Aborigines come in for scrutiny

Published May 3, 2002

SYDNEY: The State Premier of Queensland, Australia, Peter Beattie, has hurled the brutal truth of domestic violence in Aboriginal communities into the comfort zone of ordinary Australians.

“No government can tolerate any longer the bashings, murders and sexual assaults that Aboriginals are committing against each other on such an appalling scale,” he said.

Premier Beattie, a socially progressive Labour politician, stunned his parliamentary allies and opponents alike with his candour.
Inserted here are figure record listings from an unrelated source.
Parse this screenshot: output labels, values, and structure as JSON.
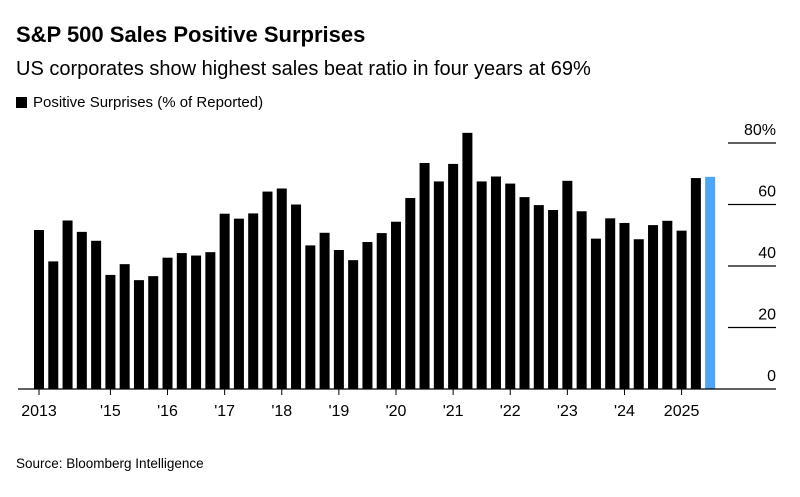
{
  "chart_data": {
    "type": "bar",
    "title": "S&P 500 Sales Positive Surprises",
    "subtitle": "US corporates show highest sales beat ratio in four years at 69%",
    "legend": [
      "Positive Surprises (% of Reported)"
    ],
    "legend_placement": "top-left",
    "source": "Source: Bloomberg Intelligence",
    "ylim": [
      0,
      80
    ],
    "yticks": [
      "0",
      "20",
      "40",
      "60",
      "80%"
    ],
    "ytick_values": [
      0,
      20,
      40,
      60,
      80
    ],
    "xticks": [
      {
        "label": "2013",
        "bar": 0
      },
      {
        "label": "'15",
        "bar": 5
      },
      {
        "label": "'16",
        "bar": 9
      },
      {
        "label": "'17",
        "bar": 13
      },
      {
        "label": "'18",
        "bar": 17
      },
      {
        "label": "'19",
        "bar": 21
      },
      {
        "label": "'20",
        "bar": 25
      },
      {
        "label": "'21",
        "bar": 29
      },
      {
        "label": "'22",
        "bar": 33
      },
      {
        "label": "'23",
        "bar": 37
      },
      {
        "label": "'24",
        "bar": 41
      },
      {
        "label": "2025",
        "bar": 45
      }
    ],
    "values": [
      51.7,
      41.5,
      54.8,
      51.1,
      48.2,
      37.1,
      40.6,
      35.4,
      36.7,
      42.7,
      44.2,
      43.4,
      44.5,
      57.0,
      55.4,
      57.1,
      64.2,
      65.2,
      60.0,
      46.7,
      50.8,
      45.2,
      41.9,
      47.8,
      50.7,
      54.4,
      62.1,
      73.5,
      67.5,
      73.2,
      83.3,
      67.5,
      69.1,
      66.8,
      62.4,
      59.8,
      58.2,
      67.7,
      57.8,
      48.9,
      55.5,
      54.0,
      48.7,
      53.3,
      54.7,
      51.5,
      68.6,
      69.0
    ],
    "colors": {
      "bar": "#000000",
      "highlight": "#4DA6F5"
    },
    "highlight_index": 47,
    "grid": false
  }
}
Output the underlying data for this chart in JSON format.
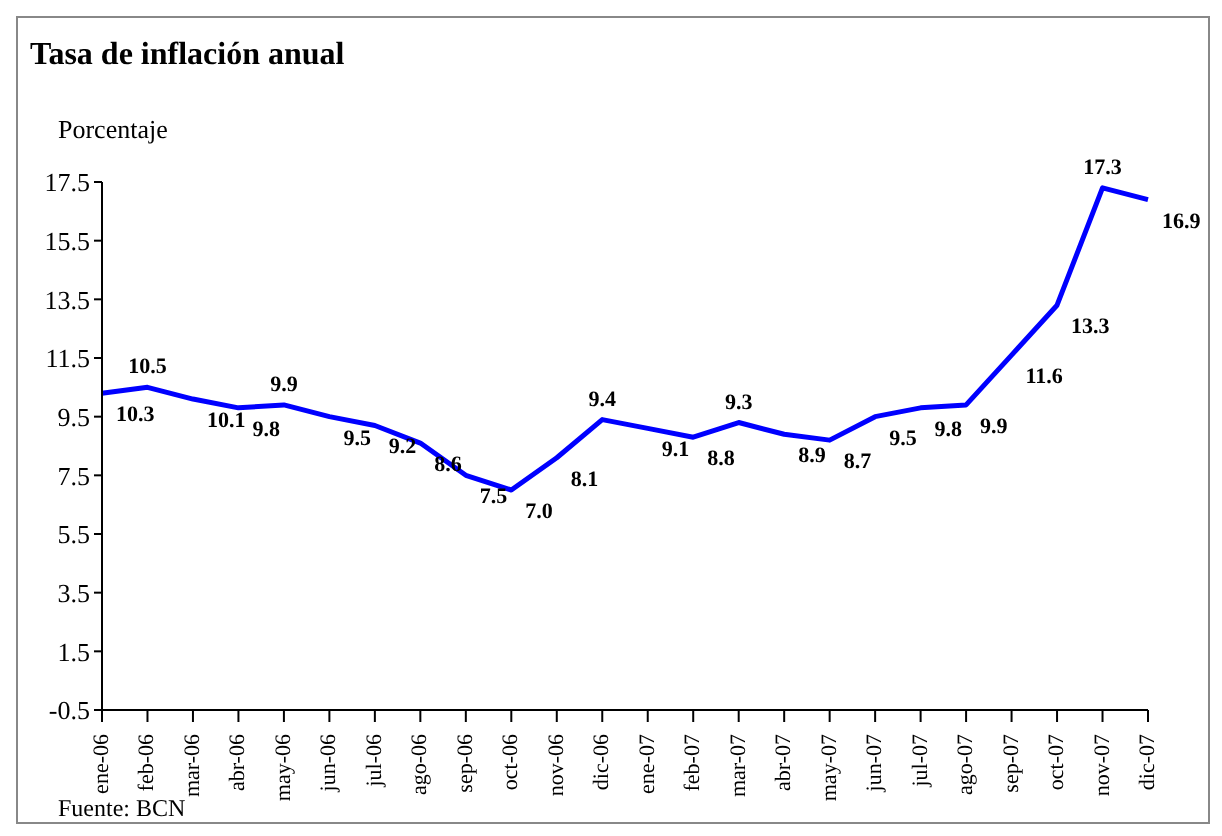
{
  "chart_data": {
    "type": "line",
    "title": "Tasa de inflación anual",
    "ylabel": "Porcentaje",
    "categories": [
      "ene-06",
      "feb-06",
      "mar-06",
      "abr-06",
      "may-06",
      "jun-06",
      "jul-06",
      "ago-06",
      "sep-06",
      "oct-06",
      "nov-06",
      "dic-06",
      "ene-07",
      "feb-07",
      "mar-07",
      "abr-07",
      "may-07",
      "jun-07",
      "jul-07",
      "ago-07",
      "sep-07",
      "oct-07",
      "nov-07",
      "dic-07"
    ],
    "series": [
      {
        "color": "#0000ff",
        "values": [
          10.3,
          10.5,
          10.1,
          9.8,
          9.9,
          9.5,
          9.2,
          8.6,
          7.5,
          7.0,
          8.1,
          9.4,
          9.1,
          8.8,
          9.3,
          8.9,
          8.7,
          9.5,
          9.8,
          9.9,
          11.6,
          13.3,
          17.3,
          16.9
        ],
        "value_labels": [
          "10.3",
          "10.5",
          "10.1",
          "9.8",
          "9.9",
          "9.5",
          "9.2",
          "8.6",
          "7.5",
          "7.0",
          "8.1",
          "9.4",
          "9.1",
          "8.8",
          "9.3",
          "8.9",
          "8.7",
          "9.5",
          "9.8",
          "9.9",
          "11.6",
          "13.3",
          "17.3",
          "16.9"
        ]
      }
    ],
    "ylim": [
      -0.5,
      17.5
    ],
    "yticks": [
      -0.5,
      1.5,
      3.5,
      5.5,
      7.5,
      9.5,
      11.5,
      13.5,
      15.5,
      17.5
    ],
    "grid": false,
    "legend": false,
    "marker": "none",
    "line_style": "solid",
    "annotations": [
      "Fuente: BCN"
    ]
  }
}
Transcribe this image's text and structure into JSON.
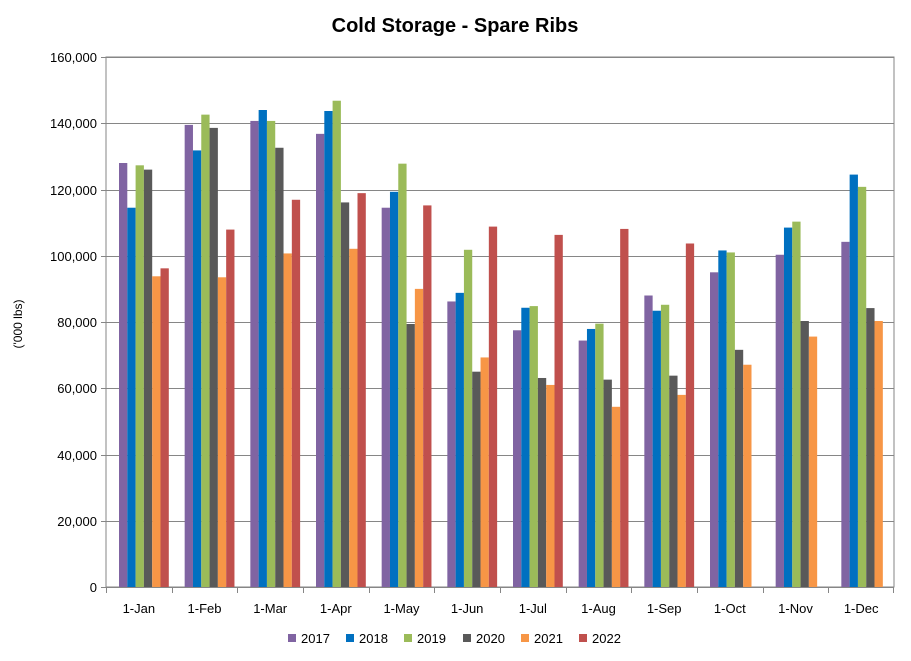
{
  "chart_data": {
    "type": "bar",
    "title": "Cold Storage - Spare Ribs",
    "xlabel": "",
    "ylabel": "('000 lbs)",
    "ylim": [
      0,
      160000
    ],
    "yticks": [
      0,
      20000,
      40000,
      60000,
      80000,
      100000,
      120000,
      140000,
      160000
    ],
    "ytick_labels": [
      "0",
      "20,000",
      "40,000",
      "60,000",
      "80,000",
      "100,000",
      "120,000",
      "140,000",
      "160,000"
    ],
    "grid": true,
    "legend_position": "bottom",
    "categories": [
      "1-Jan",
      "1-Feb",
      "1-Mar",
      "1-Apr",
      "1-May",
      "1-Jun",
      "1-Jul",
      "1-Aug",
      "1-Sep",
      "1-Oct",
      "1-Nov",
      "1-Dec"
    ],
    "series": [
      {
        "name": "2017",
        "color": "#8064a2",
        "values": [
          128000,
          139500,
          140700,
          136800,
          114500,
          86200,
          77500,
          74400,
          88000,
          95000,
          100300,
          104200
        ]
      },
      {
        "name": "2018",
        "color": "#0070c0",
        "values": [
          114500,
          131800,
          144000,
          143700,
          119300,
          88800,
          84300,
          77900,
          83400,
          101600,
          108500,
          124500
        ]
      },
      {
        "name": "2019",
        "color": "#9bbb59",
        "values": [
          127300,
          142600,
          140700,
          146800,
          127800,
          101800,
          84800,
          79500,
          85200,
          101000,
          110300,
          120800
        ]
      },
      {
        "name": "2020",
        "color": "#595959",
        "values": [
          126000,
          138600,
          132600,
          116100,
          79400,
          65000,
          63100,
          62600,
          63800,
          71600,
          80300,
          84200
        ]
      },
      {
        "name": "2021",
        "color": "#f79646",
        "values": [
          93800,
          93500,
          100700,
          102100,
          90000,
          69300,
          61000,
          54400,
          58000,
          67100,
          75600,
          80300
        ]
      },
      {
        "name": "2022",
        "color": "#c0504d",
        "values": [
          96200,
          107900,
          116900,
          118900,
          115200,
          108800,
          106300,
          108100,
          103700,
          null,
          null,
          null
        ]
      }
    ]
  }
}
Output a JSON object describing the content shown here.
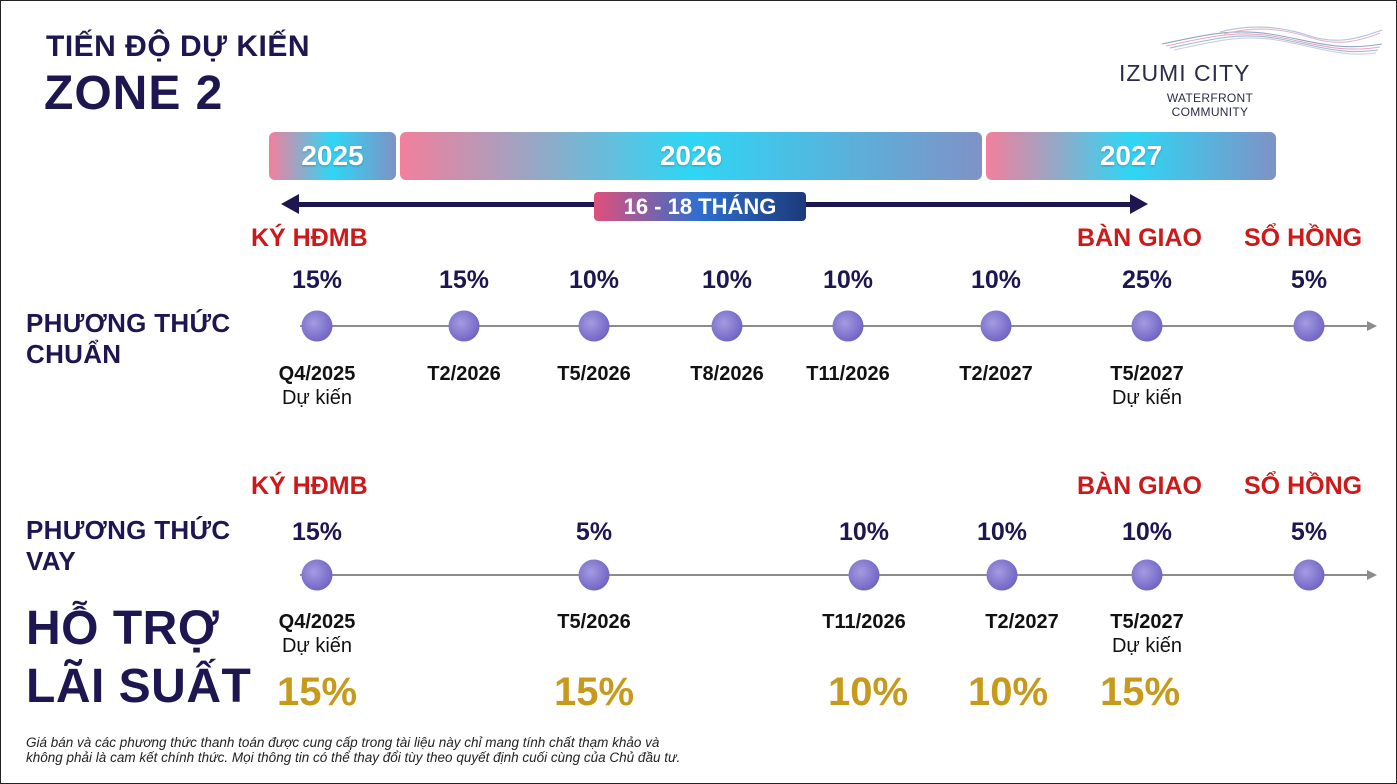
{
  "header": {
    "title_line1": "TIẾN ĐỘ DỰ KIẾN",
    "title_line2": "ZONE 2"
  },
  "logo": {
    "name": "IZUMI CITY",
    "sub_line1": "WATERFRONT",
    "sub_line2": "COMMUNITY"
  },
  "years": [
    "2025",
    "2026",
    "2027"
  ],
  "duration_label": "16 - 18 THÁNG",
  "milestones": {
    "sign": "KÝ HĐMB",
    "handover": "BÀN GIAO",
    "pink_book": "SỔ HỒNG"
  },
  "standard": {
    "label_line1": "PHƯƠNG THỨC",
    "label_line2": "CHUẨN",
    "steps": [
      {
        "pct": "15%",
        "date": "Q4/2025",
        "note": "Dự kiến"
      },
      {
        "pct": "15%",
        "date": "T2/2026",
        "note": ""
      },
      {
        "pct": "10%",
        "date": "T5/2026",
        "note": ""
      },
      {
        "pct": "10%",
        "date": "T8/2026",
        "note": ""
      },
      {
        "pct": "10%",
        "date": "T11/2026",
        "note": ""
      },
      {
        "pct": "10%",
        "date": "T2/2027",
        "note": ""
      },
      {
        "pct": "25%",
        "date": "T5/2027",
        "note": "Dự kiến"
      },
      {
        "pct": "5%",
        "date": "",
        "note": ""
      }
    ]
  },
  "loan": {
    "label_line1": "PHƯƠNG THỨC",
    "label_line2": "VAY",
    "steps": [
      {
        "pct": "15%",
        "date": "Q4/2025",
        "note": "Dự kiến",
        "rate": "15%"
      },
      {
        "pct": "5%",
        "date": "T5/2026",
        "note": "",
        "rate": "15%"
      },
      {
        "pct": "10%",
        "date": "T11/2026",
        "note": "",
        "rate": "10%"
      },
      {
        "pct": "10%",
        "date": "T2/2027",
        "note": "",
        "rate": "10%"
      },
      {
        "pct": "10%",
        "date": "T5/2027",
        "note": "Dự kiến",
        "rate": "15%"
      },
      {
        "pct": "5%",
        "date": "",
        "note": "",
        "rate": ""
      }
    ]
  },
  "interest_support": {
    "line1": "HỖ TRỢ",
    "line2": "LÃI SUẤT"
  },
  "disclaimer": {
    "line1": "Giá bán và các phương thức thanh toán được cung cấp trong tài liệu này chỉ mang tính chất thạm khảo và",
    "line2": "không phải là cam kết chính thức. Mọi thông tin có thể thay đổi tùy theo quyết định cuối cùng của Chủ đầu tư."
  },
  "colors": {
    "navy": "#1e1650",
    "red": "#cc1a1a",
    "gold": "#c79a1c"
  }
}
In the three decades since white paternalism and discrimination were replaced by full civil and legal rights, it has been political suicide for major public figures to criticize Aboriginal peoples or their cultures, or to suggest that their disadvantaged circumstances in housing, employment, income and poor life expectancy relate to anything but a legacy of European oppression.

The fact that Aboriginal cultures placed women into a position of inferiority and subjugation to men, enforced by a code of degradation and violence is rarely discussed. The recognition and resolution of that injustice has always been relegated to the ‘too hard’ basket, as a distraction to the task of restoring Aboriginal dignity, sovereignty and/or title to traditional lands.

After Fitzgerald reported to Premier Beattie last November the public document was largely ignored by the national media. That was until Beattie said that unless Aboriginals stopped the savage cycles of mutilations, murders and sexual assaults against each other, his government would ban the sale of alcohol in the worst affected communities. —Dawn/The Observer News Service.